The Postal Service had to assume that ships would return to the port where they were meant to be based, but this was not always the case. On occasion, the actions of the enemy could cause the strategic situation to become fluid. Imagine Lady Emma Hamilton writing to her beloved Lord Nelson in the spring of 1805. She would have addressed her letter to him, on board the Victory. The Post Office would have sent the letter to the fleet off Toulon, in the south of France, where Nelson had been for most of the previous year. But in April 1805 the French fleet escaped, unleashing one of naval histories great chases. Any letter to Nelson would have had to pursue him out of the Mediterranean, across the Atlantic to the West Indies, back to Portsmouth in Britain, and then down to Cadiz in south west Spain. It is most unlikely that such a letter could have reached him before his death at the Battle of Trafalgar that October.

Many letters never arrived at all. The Post offices packet ships were considered a valuable target by enemy warships or privateers. When capture seemed likely, they would throw the mail overboard, rather than risk it falling into the wrong hands. Of those that operated out of Falmouth during the Napoleonic Wars, 128 were attacked, with 44 being captured, and 8 managing to capture their attackers.
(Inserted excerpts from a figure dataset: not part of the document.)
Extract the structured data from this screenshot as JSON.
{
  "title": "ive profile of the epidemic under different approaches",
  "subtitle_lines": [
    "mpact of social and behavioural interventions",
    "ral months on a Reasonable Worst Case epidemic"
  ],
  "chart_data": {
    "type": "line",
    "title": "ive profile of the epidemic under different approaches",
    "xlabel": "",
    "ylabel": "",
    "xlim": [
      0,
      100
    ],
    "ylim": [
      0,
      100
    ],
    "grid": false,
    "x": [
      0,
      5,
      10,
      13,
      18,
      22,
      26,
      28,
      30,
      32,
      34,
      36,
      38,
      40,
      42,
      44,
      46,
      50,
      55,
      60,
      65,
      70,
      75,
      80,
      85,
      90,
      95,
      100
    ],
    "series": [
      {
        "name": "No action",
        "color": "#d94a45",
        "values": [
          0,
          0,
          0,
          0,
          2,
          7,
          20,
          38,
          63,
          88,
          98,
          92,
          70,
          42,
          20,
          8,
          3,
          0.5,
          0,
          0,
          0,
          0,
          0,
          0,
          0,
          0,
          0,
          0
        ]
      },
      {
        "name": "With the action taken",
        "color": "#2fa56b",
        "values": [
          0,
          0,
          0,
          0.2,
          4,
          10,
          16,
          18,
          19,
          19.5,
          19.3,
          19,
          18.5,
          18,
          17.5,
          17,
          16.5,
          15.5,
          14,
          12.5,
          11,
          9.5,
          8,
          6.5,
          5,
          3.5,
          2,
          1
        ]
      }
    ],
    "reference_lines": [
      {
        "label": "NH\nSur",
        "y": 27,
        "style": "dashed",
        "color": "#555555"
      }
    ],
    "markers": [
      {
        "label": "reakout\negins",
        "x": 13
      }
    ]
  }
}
Packet ships were at least built for speed, unlike the majority of merchantmen, who could be even more vulnerable to capture, along with any mail they carried.
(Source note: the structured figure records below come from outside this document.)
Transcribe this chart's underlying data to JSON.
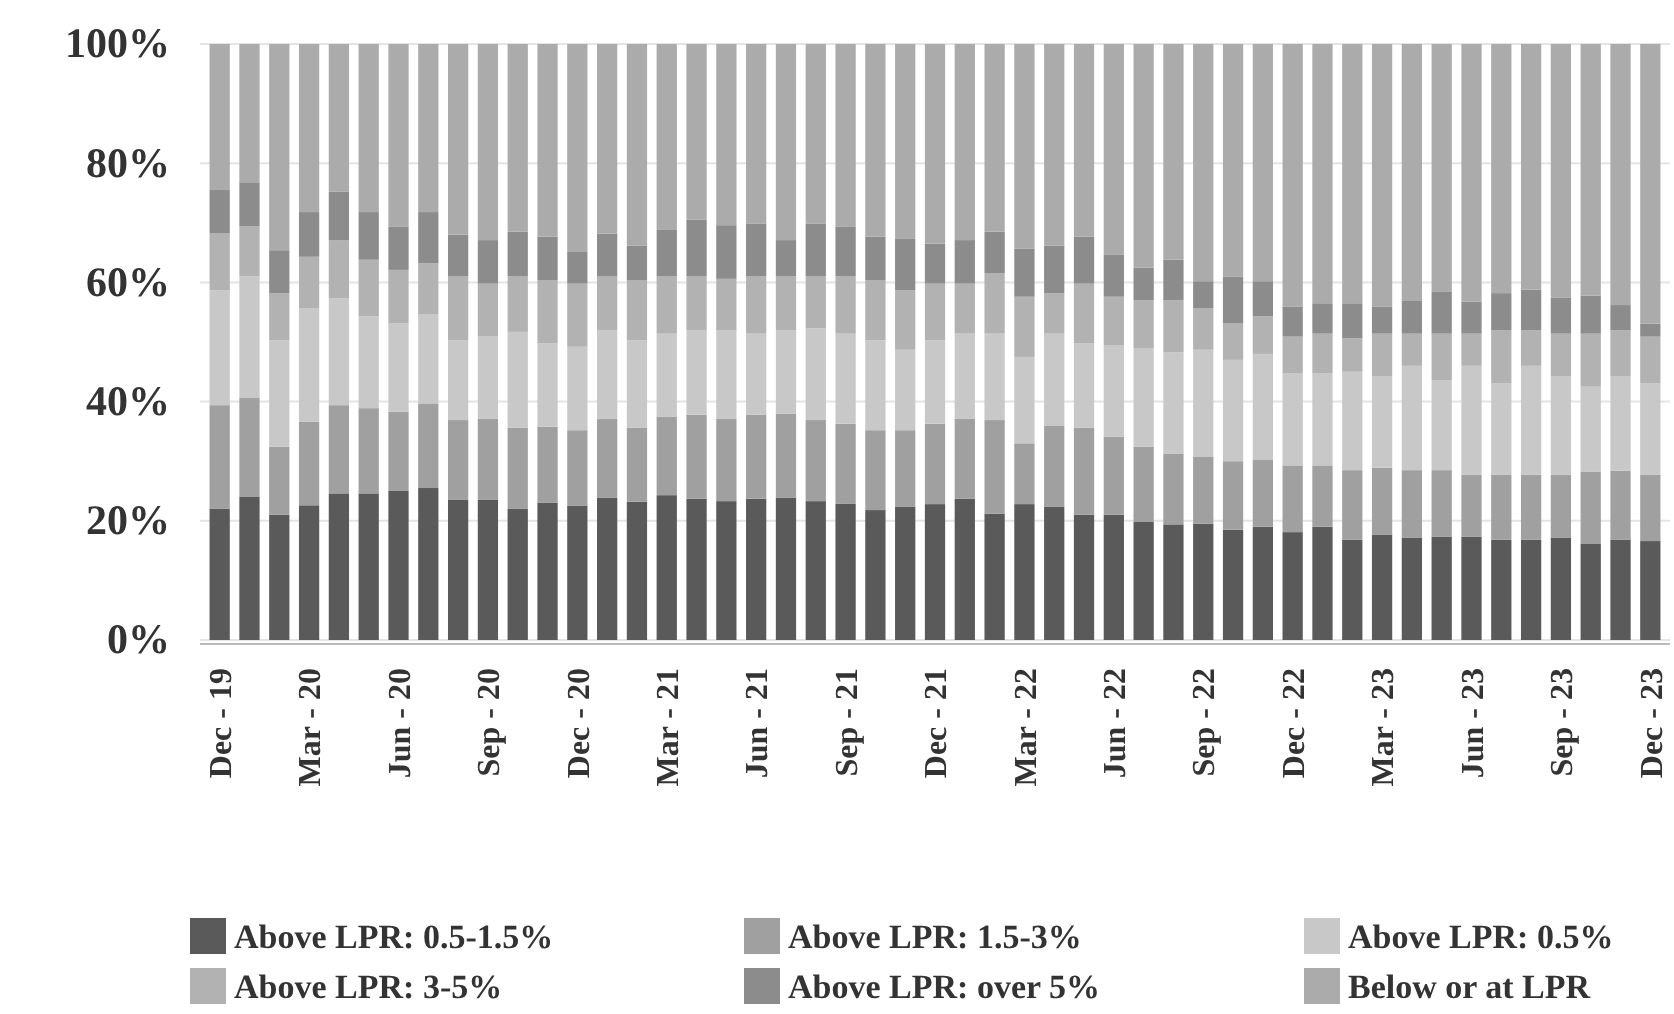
{
  "chart_data": {
    "type": "bar",
    "stacked": true,
    "grid": "y",
    "legend": "bottom",
    "categories": [
      "Dec - 19",
      null,
      null,
      "Mar - 20",
      null,
      null,
      "Jun - 20",
      null,
      null,
      "Sep - 20",
      null,
      null,
      "Dec - 20",
      null,
      null,
      "Mar - 21",
      null,
      null,
      "Jun - 21",
      null,
      null,
      "Sep - 21",
      null,
      null,
      "Dec - 21",
      null,
      null,
      "Mar - 22",
      null,
      null,
      "Jun - 22",
      null,
      null,
      "Sep - 22",
      null,
      null,
      "Dec - 22",
      null,
      null,
      "Mar - 23",
      null,
      null,
      "Jun - 23",
      null,
      null,
      "Sep - 23",
      null,
      null,
      "Dec - 23"
    ],
    "ylim": [
      0,
      100
    ],
    "yticks": [
      {
        "value": 0,
        "label": "0%"
      },
      {
        "value": 20,
        "label": "20%"
      },
      {
        "value": 40,
        "label": "40%"
      },
      {
        "value": 60,
        "label": "60%"
      },
      {
        "value": 80,
        "label": "80%"
      },
      {
        "value": 100,
        "label": "100%"
      }
    ],
    "series": [
      {
        "name": "Above LPR: 0.5-1.5%",
        "color": "#5a5a5a",
        "values": [
          22,
          24,
          21,
          22.6,
          24.6,
          24.6,
          25,
          25.5,
          23.5,
          23.5,
          22,
          23,
          22.5,
          23.9,
          23.2,
          24.3,
          23.7,
          23.3,
          23.7,
          23.9,
          23.3,
          22.9,
          21.8,
          22.4,
          22.8,
          23.7,
          21.2,
          22.8,
          22.4,
          21,
          21,
          19.8,
          19.4,
          19.5,
          18.5,
          19,
          18.1,
          19,
          16.8,
          17.7,
          17.2,
          17.3,
          17.3,
          16.8,
          16.8,
          17.2,
          16.2,
          16.8,
          16.6
        ]
      },
      {
        "name": "Above LPR: 1.5-3%",
        "color": "#a0a0a0",
        "values": [
          17.4,
          16.6,
          11.4,
          14,
          14.8,
          14.3,
          13.3,
          14.2,
          13.4,
          13.6,
          13.6,
          12.8,
          12.7,
          13.2,
          12.4,
          13.2,
          14.1,
          13.8,
          14.1,
          14.1,
          13.6,
          13.4,
          13.4,
          12.8,
          13.5,
          13.4,
          15.7,
          10.2,
          13.6,
          14.6,
          13.1,
          12.6,
          11.9,
          11.3,
          11.5,
          11.2,
          11.2,
          10.3,
          11.7,
          11.2,
          11.3,
          11.2,
          10.4,
          10.9,
          10.9,
          10.5,
          12,
          11.6,
          11.1
        ]
      },
      {
        "name": "Above LPR: 0.5%",
        "color": "#c8c8c8",
        "values": [
          19.3,
          20.4,
          17.9,
          19.1,
          17.9,
          15.4,
          14.8,
          14.9,
          13.4,
          13.8,
          16.1,
          14,
          14,
          14.9,
          14.7,
          13.9,
          14.2,
          14.9,
          13.6,
          14,
          15.4,
          15.1,
          15.1,
          13.5,
          14,
          14.3,
          14.5,
          14.5,
          15.4,
          14.2,
          15.3,
          16.6,
          17,
          17.9,
          17,
          17.8,
          15.4,
          15.4,
          16.5,
          15.3,
          17.5,
          15.1,
          18.3,
          15.4,
          18.3,
          16.5,
          14.3,
          15.8,
          15.4
        ]
      },
      {
        "name": "Above LPR: 3-5%",
        "color": "#b2b2b2",
        "values": [
          9.5,
          8.4,
          7.9,
          8.6,
          9.8,
          9.5,
          9,
          8.6,
          10.7,
          8.9,
          9.3,
          10.6,
          10.6,
          9,
          10.1,
          9.6,
          9,
          8.6,
          9.6,
          9,
          8.7,
          9.6,
          10.1,
          10,
          9.5,
          8.4,
          10.1,
          10.1,
          6.8,
          10,
          8.2,
          8,
          8.7,
          7,
          6.1,
          6.3,
          6.2,
          6.7,
          5.6,
          7.2,
          5.4,
          7.8,
          5.4,
          8.9,
          6,
          7.2,
          8.9,
          7.8,
          7.8
        ]
      },
      {
        "name": "Above LPR: over 5%",
        "color": "#8c8c8c",
        "values": [
          7.3,
          7.4,
          7.2,
          7.5,
          8.1,
          8,
          7.3,
          8.6,
          7,
          7.3,
          7.5,
          7.3,
          5.3,
          7.2,
          5.8,
          7.8,
          9.5,
          9,
          8.9,
          6.1,
          8.9,
          8.4,
          7.3,
          8.6,
          6.7,
          7.3,
          7,
          8.1,
          8,
          7.9,
          7.1,
          5.5,
          6.8,
          4.5,
          7.9,
          5.9,
          5,
          5.1,
          5.9,
          4.5,
          5.6,
          7,
          5.4,
          6.2,
          6.8,
          6,
          6.4,
          4.2,
          2.2
        ]
      },
      {
        "name": "Below or at LPR",
        "color": "#ababab",
        "values": [
          24.5,
          23.2,
          34.6,
          28.2,
          24.8,
          28.2,
          30.6,
          28.2,
          32,
          32.9,
          31.5,
          32.3,
          34.9,
          31.8,
          33.8,
          31.2,
          29.5,
          30.4,
          30.1,
          32.9,
          30.1,
          30.6,
          32.3,
          32.7,
          33.5,
          32.9,
          31.5,
          34.3,
          33.8,
          32.3,
          35.3,
          37.5,
          36.2,
          39.8,
          39,
          39.8,
          44.1,
          43.5,
          43.5,
          44.1,
          43,
          41.6,
          43.2,
          41.8,
          41.2,
          42.6,
          42.2,
          43.8,
          46.9
        ]
      }
    ]
  }
}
As well as carrying mail, many merchant ships would use the Post Office to receive letters. As they tended to operate on predictable routes, they proved easier to deliver to than Royal Navy ships. An exception to this was whaling ships. By the late 18th century British and New England whalers had almost emptied the Atlantic of prey, and their ships were embarking on voyages into the Pacific Ocean that could last up to two and sometimes three years. They devised their own unofficial system for mail distribution, via a crude post office made from a large cask that was installed on the otherwise uninhabited Charles Island in the Galapagos. Newly arriving whalers from home would deposit mail there for ships already in the Pacific. When it was time for a whaler to return home, they would pass by Charles Island to check the barrel for any letters they could take home with them. This cumbersome system worked well, although the American frigate USS Essex learnt of the post office during the War of 1812, and made use of the letters it found there to help track down and attack British whalers.

In an era of e-mail and text messages that instantly cross the globe, it is hard to visualise the isolation that many sailors would have felt on whaling trips, or long voyages of exploration like those of Cook. Small wonder that they made such enormous efforts to try and make those months and even years away a little more bearable with at least the possibility of mail from home, a place that must have seemed, at times, to be a different world.